In some areas there is a commitment to invite parents to attend, along with young drivers. Most young drivers bring one or two parents along, and the evenings typically attract an audience of 40 to 50. Organisers report that excellent responses have been received from parents.

Staffordshire Young Driver Coaching Programme Resource Pack (for learners and parents)

The Young Driver Coaching Programme Resource Pack (YDCP) was devised by
Staffordshire County Council’s Road Safety Unit and launched in August 2009. It consists of a learner driver’s record book and a supervising driver’s information guide. Both are intended to be used in conjunction with an Approved Driving Instructor (ADI).

The driver’s record book is broken down into ten key skills which the instructor dates and signs when in their opinion the learner is ready to cover that skill in private practice sessions.

The supervising driver’s information guide is divided into short colour-coded sections on specific skills ranging from moving off, to hazards, and eco driving techniques. An evaluation of the early months of the project was commissioned by the Council’s Road Safety Unit. In the first four months of the project, seventeen families signed up including eight male and nine female learners. The Resource Pack helped to more effectively structure private practice sessions as the driver’s record book gave parents a greater idea of their
learners’ progress.

Only one-quarter of potential ADIs agreed to participate in the scheme. Some did not respond to approaches, others considered themselves too busy.
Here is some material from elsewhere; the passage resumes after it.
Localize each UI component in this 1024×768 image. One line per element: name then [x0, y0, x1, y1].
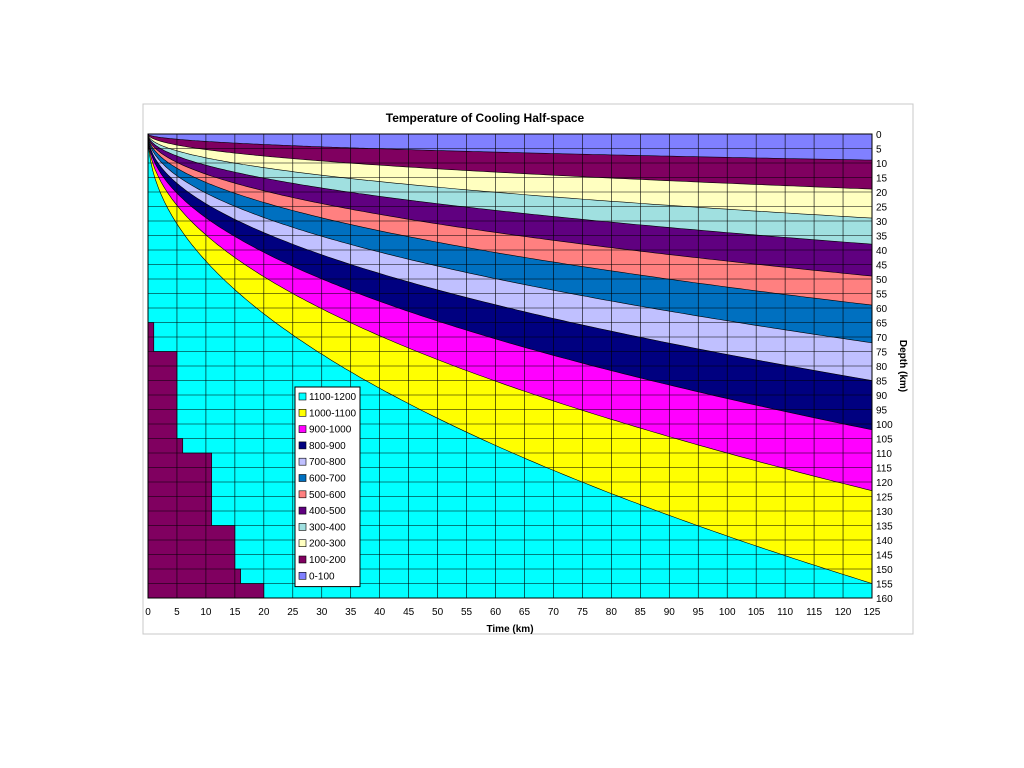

Some learners were prevented from participating because they lacked a supervising driver or a suitable car for private practice.
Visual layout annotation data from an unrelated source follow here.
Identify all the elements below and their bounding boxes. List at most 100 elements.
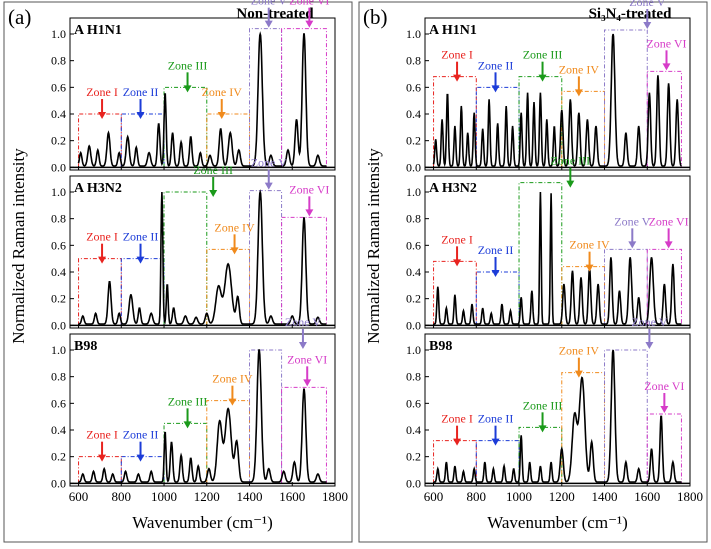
y-tick-label: 0.0 xyxy=(406,318,421,332)
x-tick-label: 1200 xyxy=(194,489,220,504)
zone-arrow-head xyxy=(574,89,583,97)
zone-arrow-head xyxy=(183,421,192,429)
zone-label: Zone IV xyxy=(202,85,243,99)
zone-box xyxy=(646,70,682,168)
sample-label: A H3N2 xyxy=(429,181,477,196)
zone-label: Zone I xyxy=(86,428,118,442)
sample-label: A H1N1 xyxy=(74,23,122,38)
zone-arrow-head xyxy=(98,112,107,119)
y-tick-label: 0.8 xyxy=(51,370,66,384)
zone-arrow-head xyxy=(136,256,145,264)
y-tick-label: 1.0 xyxy=(406,27,421,41)
zone-label: Zone VI xyxy=(287,352,327,366)
zone-label: Zone I xyxy=(441,48,473,62)
y-tick-label: 0.4 xyxy=(51,107,66,121)
zone-box xyxy=(120,258,165,326)
zone-box xyxy=(281,28,327,168)
zone-label: Zone III xyxy=(523,48,563,62)
zone-arrow-head xyxy=(136,454,145,462)
zone-arrow-head xyxy=(136,112,145,119)
x-axis-label: Wavenumber (cm⁻¹) xyxy=(132,513,273,532)
y-tick-label: 0.4 xyxy=(51,265,66,279)
zone-label: Zone VI xyxy=(289,182,329,196)
y-tick-label: 0.6 xyxy=(406,238,421,252)
zone-label: Zone VI xyxy=(649,214,689,228)
zone-arrow-head xyxy=(228,398,237,406)
sample-label: A H3N2 xyxy=(74,181,122,196)
zone-label: Zone III xyxy=(168,58,208,72)
zone-arrow-head xyxy=(217,112,226,119)
zone-box xyxy=(206,400,251,484)
spectrum-line xyxy=(78,189,327,325)
sample-label: B98 xyxy=(429,339,452,354)
zone-label: Zone I xyxy=(441,412,473,426)
subplot-b98: Zone I Zone II Zone III Zone IV Zone V Zone V… xyxy=(51,315,348,504)
zone-arrow-head xyxy=(491,438,500,446)
zone-arrow-head xyxy=(585,264,594,272)
zone-box xyxy=(518,426,563,484)
zone-label: Zone IV xyxy=(559,344,600,358)
zone-label: Zone VI xyxy=(644,379,684,393)
subplot-frame xyxy=(424,17,691,171)
subplot-frame xyxy=(424,333,691,487)
zone-arrow-head xyxy=(538,74,547,82)
zone-arrow-head xyxy=(453,438,462,446)
zone-label: Zone III xyxy=(193,163,233,177)
zone-box xyxy=(206,248,251,326)
zone-box xyxy=(281,386,327,484)
zone-arrow-head xyxy=(305,20,314,28)
x-tick-label: 1000 xyxy=(506,489,532,504)
zone-box xyxy=(518,182,563,326)
y-tick-label: 0.2 xyxy=(51,134,66,148)
y-tick-label: 0.0 xyxy=(51,160,66,174)
zone-arrow-head xyxy=(566,180,575,188)
panel-title: Non-treated xyxy=(236,6,314,22)
zone-label: Zone V xyxy=(251,0,287,8)
zone-arrow-head xyxy=(98,256,107,264)
y-tick-label: 0.0 xyxy=(51,318,66,332)
y-tick-label: 0.2 xyxy=(406,450,421,464)
y-tick-label: 0.2 xyxy=(406,134,421,148)
zone-label: Zone IV xyxy=(569,238,610,252)
zone-label: Zone II xyxy=(123,85,159,99)
zone-label: Zone V xyxy=(631,315,667,329)
zone-arrow-head xyxy=(453,259,462,267)
zone-arrow-head xyxy=(645,342,654,349)
zone-label: Zone V xyxy=(251,156,287,170)
zone-label: Zone I xyxy=(86,230,118,244)
y-tick-label: 0.8 xyxy=(406,54,421,68)
spectrum-line xyxy=(433,191,682,325)
y-tick-label: 0.6 xyxy=(51,80,66,94)
zone-box xyxy=(646,413,682,484)
x-tick-label: 600 xyxy=(69,489,89,504)
spectrum-line xyxy=(78,349,327,483)
y-tick-label: 0.6 xyxy=(406,396,421,410)
zone-label: Zone II xyxy=(123,230,159,244)
y-tick-label: 0.4 xyxy=(406,423,421,437)
zone-arrow-head xyxy=(574,370,583,378)
zone-arrow-head xyxy=(298,342,307,349)
y-tick-label: 0.0 xyxy=(406,160,421,174)
subplot-b98: Zone I Zone II Zone III Zone IV Zone V Zone V… xyxy=(406,315,703,504)
x-tick-label: 1600 xyxy=(634,489,660,504)
zone-box xyxy=(561,266,606,326)
zone-box xyxy=(206,113,251,168)
x-tick-label: 1200 xyxy=(549,489,575,504)
zone-label: Zone IV xyxy=(214,220,255,234)
y-tick-label: 1.0 xyxy=(51,185,66,199)
zone-arrow-head xyxy=(98,454,107,462)
sample-label: A H1N1 xyxy=(429,23,477,38)
zone-arrow-head xyxy=(264,20,273,28)
y-tick-label: 0.8 xyxy=(51,212,66,226)
y-axis-label: Normalized Raman intensity xyxy=(9,148,28,344)
y-axis-label: Normalized Raman intensity xyxy=(364,148,383,344)
zone-label: Zone IV xyxy=(212,372,253,386)
y-tick-label: 0.4 xyxy=(406,107,421,121)
zone-label: Zone V xyxy=(285,315,321,329)
zone-label: Zone II xyxy=(478,412,514,426)
y-tick-label: 0.2 xyxy=(406,292,421,306)
panel-letter: (a) xyxy=(8,5,31,29)
zone-box xyxy=(281,216,327,326)
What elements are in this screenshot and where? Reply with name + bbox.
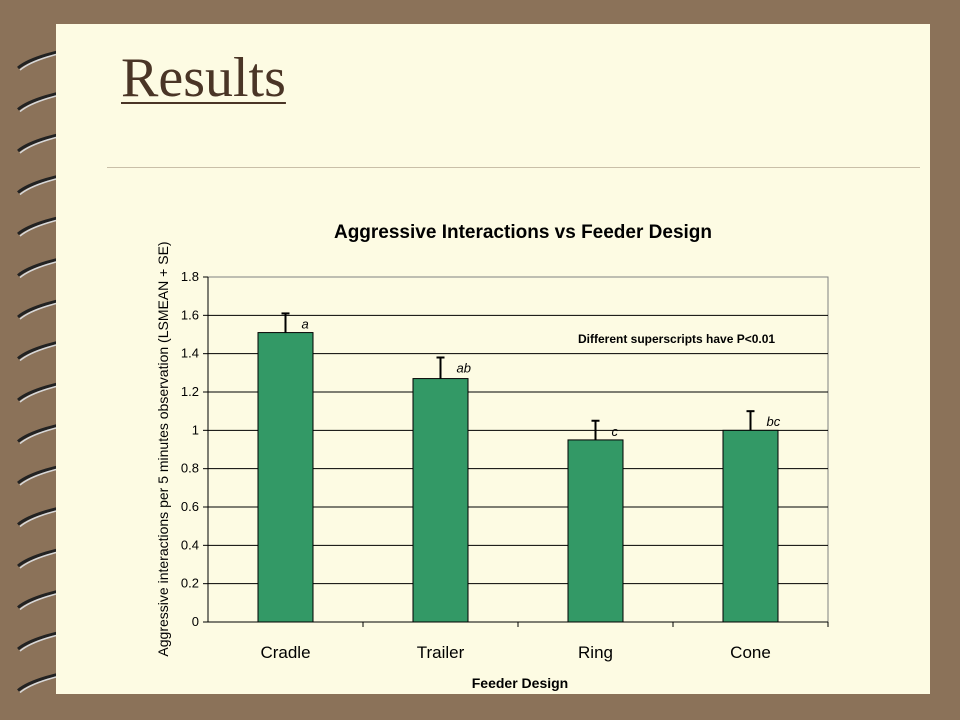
y-tick-label: 0.6 [181,499,199,514]
bar-cone [722,429,779,623]
bar-cradle [257,332,314,623]
x-tick-label: Cone [730,643,771,662]
y-tick-label: 0.8 [181,461,199,476]
superscript-label: bc [767,414,781,429]
x-axis-title: Feeder Design [472,675,568,691]
y-tick-label: 1.2 [181,384,199,399]
y-tick-label: 0 [192,614,199,629]
x-axis-labels: Cradle Trailer Ring Cone [260,622,829,662]
y-tick-label: 1.6 [181,307,199,322]
x-tick-label: Cradle [260,643,310,662]
slide-page [56,24,930,694]
y-tick-label: 1.4 [181,346,199,361]
y-axis-title: Aggressive interactions per 5 minutes ob… [155,241,171,656]
title-divider [107,167,920,168]
bar-ring [567,439,624,623]
superscript-label: ab [457,361,471,376]
significance-note: Different superscripts have P<0.01 [578,332,775,346]
superscript-label: a [302,316,309,331]
slide-title: Results [121,47,286,109]
y-tick-label: 1 [192,422,199,437]
y-tick-label: 0.2 [181,576,199,591]
bars: a ab c bc [257,312,781,623]
bar-chart: Aggressive Interactions vs Feeder Design… [155,222,829,691]
chart-title: Aggressive Interactions vs Feeder Design [334,222,712,243]
bar-trailer [412,378,469,623]
y-tick-label: 1.8 [181,269,199,284]
y-tick-label: 0.4 [181,537,199,552]
superscript-label: c [612,424,619,439]
x-tick-label: Ring [578,643,613,662]
x-tick-label: Trailer [417,643,465,662]
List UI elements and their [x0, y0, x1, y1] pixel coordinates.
The enthusiasm of parents was crucial to the recruitment process. Many parents were not interested in being responsible for teaching their learner to drive, or were interested in supervising but not in committing to the YDCP Resource Pack. Some parents reported that the overall size and apparent demands of involvement were a deterrent, but that, once involved, the scheme was considered manageable.

Cheshire’s ‘Going Solo’ website (for parents)

Cheshire Safer Road Safety Partnership has produced ‘Going Solo’, an on-line resource for parents of newly qualified drivers. This highlights the risks facing young drivers and what parents can do to reduce them. It also provides guidance to parents on creating a Vehicle Access Agreement which allows parents and newly qualified drivers to clearly set out conditions in the first 12-months for borrowing the family car, or for the newly qualified drivers driving their own cars. A template is provided which parents can download.

Resources:

Durkin, K. & Tolmie, A. (2010) The Development of Children’s and Young People’s Attitudes to Driving: A Critical Review of the Literature. Road Safety Web Publication No. 18. London: Department for Transport.